Last Updated Aug 24, 2016 at 3:20 am MDT

CINCINNATI – Writer Marilynne Robinson has been named the winner of a lifetime achievement award that celebrates the power of literature to foster peace, social justice and global understanding.

Dayton Literary Peace Prize organizers announced Wednesday that Robinson, 72, will receive this year’s Richard C. Holbrooke Distinguished Achievement Award, named for the late U.S. diplomat who brokered the 1995 Bosnia peace accords reached in Ohio.

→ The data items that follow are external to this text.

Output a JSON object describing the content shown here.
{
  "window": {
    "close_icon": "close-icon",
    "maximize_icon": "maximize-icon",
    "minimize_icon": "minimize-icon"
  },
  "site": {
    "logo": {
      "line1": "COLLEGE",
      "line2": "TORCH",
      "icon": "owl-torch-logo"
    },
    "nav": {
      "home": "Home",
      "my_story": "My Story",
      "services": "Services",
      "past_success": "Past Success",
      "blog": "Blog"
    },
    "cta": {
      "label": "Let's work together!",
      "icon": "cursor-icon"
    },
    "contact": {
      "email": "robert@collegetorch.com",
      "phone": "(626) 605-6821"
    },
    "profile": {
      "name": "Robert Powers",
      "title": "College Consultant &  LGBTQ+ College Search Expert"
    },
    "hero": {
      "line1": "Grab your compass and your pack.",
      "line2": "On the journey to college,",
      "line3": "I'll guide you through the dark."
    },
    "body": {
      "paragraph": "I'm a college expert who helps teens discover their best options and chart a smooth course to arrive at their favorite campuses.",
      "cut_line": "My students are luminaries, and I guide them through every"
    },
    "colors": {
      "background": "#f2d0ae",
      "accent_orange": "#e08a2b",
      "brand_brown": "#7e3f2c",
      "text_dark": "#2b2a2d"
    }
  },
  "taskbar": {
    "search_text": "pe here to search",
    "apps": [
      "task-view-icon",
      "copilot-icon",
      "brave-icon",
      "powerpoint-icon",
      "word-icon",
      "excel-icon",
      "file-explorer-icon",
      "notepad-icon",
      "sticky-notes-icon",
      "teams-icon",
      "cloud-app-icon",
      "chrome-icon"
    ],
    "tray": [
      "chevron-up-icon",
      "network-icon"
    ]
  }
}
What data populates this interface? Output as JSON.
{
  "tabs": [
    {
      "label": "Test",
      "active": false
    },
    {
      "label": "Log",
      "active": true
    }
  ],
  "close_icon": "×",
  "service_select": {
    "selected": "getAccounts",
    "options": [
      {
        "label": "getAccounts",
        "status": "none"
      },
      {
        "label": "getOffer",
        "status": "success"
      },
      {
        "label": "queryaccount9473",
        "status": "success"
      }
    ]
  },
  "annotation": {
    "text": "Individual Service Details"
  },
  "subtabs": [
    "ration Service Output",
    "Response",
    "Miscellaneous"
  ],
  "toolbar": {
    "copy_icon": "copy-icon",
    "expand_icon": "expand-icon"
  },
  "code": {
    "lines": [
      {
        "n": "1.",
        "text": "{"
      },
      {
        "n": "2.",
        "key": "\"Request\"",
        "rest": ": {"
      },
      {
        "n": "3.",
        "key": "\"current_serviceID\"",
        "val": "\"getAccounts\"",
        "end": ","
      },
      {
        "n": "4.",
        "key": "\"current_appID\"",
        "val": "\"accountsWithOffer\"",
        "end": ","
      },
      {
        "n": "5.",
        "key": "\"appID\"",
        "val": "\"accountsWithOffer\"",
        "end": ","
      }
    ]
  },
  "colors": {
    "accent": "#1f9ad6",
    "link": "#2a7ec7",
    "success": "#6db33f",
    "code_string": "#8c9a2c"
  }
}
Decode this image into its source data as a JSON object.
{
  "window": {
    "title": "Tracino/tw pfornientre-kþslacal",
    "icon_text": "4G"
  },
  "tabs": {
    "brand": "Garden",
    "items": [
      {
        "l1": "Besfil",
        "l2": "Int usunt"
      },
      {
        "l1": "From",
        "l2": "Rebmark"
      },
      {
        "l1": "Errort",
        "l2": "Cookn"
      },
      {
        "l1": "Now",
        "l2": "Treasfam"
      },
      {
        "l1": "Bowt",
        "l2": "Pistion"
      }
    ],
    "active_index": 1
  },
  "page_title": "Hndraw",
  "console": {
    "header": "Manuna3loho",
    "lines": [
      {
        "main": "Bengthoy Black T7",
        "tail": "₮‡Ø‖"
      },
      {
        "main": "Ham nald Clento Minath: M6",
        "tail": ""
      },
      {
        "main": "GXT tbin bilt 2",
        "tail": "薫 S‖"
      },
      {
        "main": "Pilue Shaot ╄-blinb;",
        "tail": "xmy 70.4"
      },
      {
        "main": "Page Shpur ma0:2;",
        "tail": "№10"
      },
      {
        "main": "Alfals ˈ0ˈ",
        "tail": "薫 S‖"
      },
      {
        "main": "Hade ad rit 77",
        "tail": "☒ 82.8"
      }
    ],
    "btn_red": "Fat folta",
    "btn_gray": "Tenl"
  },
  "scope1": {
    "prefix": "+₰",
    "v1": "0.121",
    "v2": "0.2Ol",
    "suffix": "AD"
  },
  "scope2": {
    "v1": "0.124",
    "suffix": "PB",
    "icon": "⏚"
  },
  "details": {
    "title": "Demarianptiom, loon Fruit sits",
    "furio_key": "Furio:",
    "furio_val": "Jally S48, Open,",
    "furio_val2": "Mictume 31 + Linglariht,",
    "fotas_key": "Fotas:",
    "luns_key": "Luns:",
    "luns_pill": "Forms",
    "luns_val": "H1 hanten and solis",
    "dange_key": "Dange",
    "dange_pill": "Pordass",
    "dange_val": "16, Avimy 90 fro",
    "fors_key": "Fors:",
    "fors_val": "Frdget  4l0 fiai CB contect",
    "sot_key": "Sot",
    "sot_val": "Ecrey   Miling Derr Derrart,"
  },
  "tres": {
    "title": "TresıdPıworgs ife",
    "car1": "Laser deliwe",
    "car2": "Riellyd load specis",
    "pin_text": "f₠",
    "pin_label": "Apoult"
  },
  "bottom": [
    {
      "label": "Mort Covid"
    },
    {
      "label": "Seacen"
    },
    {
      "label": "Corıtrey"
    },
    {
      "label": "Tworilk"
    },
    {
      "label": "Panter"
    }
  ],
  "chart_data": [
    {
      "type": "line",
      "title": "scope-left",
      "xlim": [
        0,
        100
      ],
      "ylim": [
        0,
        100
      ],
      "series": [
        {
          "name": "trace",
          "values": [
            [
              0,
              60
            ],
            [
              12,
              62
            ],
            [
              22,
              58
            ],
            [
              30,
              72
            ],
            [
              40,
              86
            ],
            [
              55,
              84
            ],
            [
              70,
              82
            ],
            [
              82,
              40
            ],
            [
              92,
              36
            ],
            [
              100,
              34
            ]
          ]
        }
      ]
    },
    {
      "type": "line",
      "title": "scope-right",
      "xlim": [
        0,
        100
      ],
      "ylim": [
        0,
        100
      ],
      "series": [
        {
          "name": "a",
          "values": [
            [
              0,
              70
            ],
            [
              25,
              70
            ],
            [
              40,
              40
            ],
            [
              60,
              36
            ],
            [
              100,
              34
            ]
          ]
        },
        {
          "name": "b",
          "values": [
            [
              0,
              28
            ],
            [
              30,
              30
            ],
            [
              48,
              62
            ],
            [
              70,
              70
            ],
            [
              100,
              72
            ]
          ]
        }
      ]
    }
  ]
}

Robinson won the Pulitzer Prize in 2005 for “Gilead,” the first of a trilogy of Iowa-set novels that includes “Home” and “Lila.” Her 1980 book “Housekeeping” explored themes of family and home in a story about two sisters.

The Dayton honour recognizes her overall body of novels and essays for their moving and thoughtful reflections on spirituality, politics, science and modern life.

Sharon Rab, founder and co-chair of the Dayton Literary Peace Prize Foundation, praised Robinson’s writings on “forgiveness, the sacredness of the human creature, and delight in being alive and experiencing the natural world” in a statement, adding that her works demonstrate “the universal healing power of reconciliation and love.”

“I have had the privilege of seeing for myself how books live in the world, how readily they can cross all sorts of borders and boundaries, how important they are in sustaining a human conversation through and despite the frictions that arise among nations, how intensely they can be taken to heart anywhere,” Robinson said in a statement.

Among the Idaho native’s fans are President Barack Obama, who in 2012 gave her the National Humanities Medal and interviewed Robinson for The New York Review of Books in 2015.

Robinson earlier this year was awarded the Library of Congress Prize for American Fiction, a lifetime achievement honour. She will receive the Dayton award Nov. 20.

Previous winners include Studs Terkel, Taylor Branch, Gloria Steinem, and Elie Wiesel, the Nobel Peace Prize winner who died in July.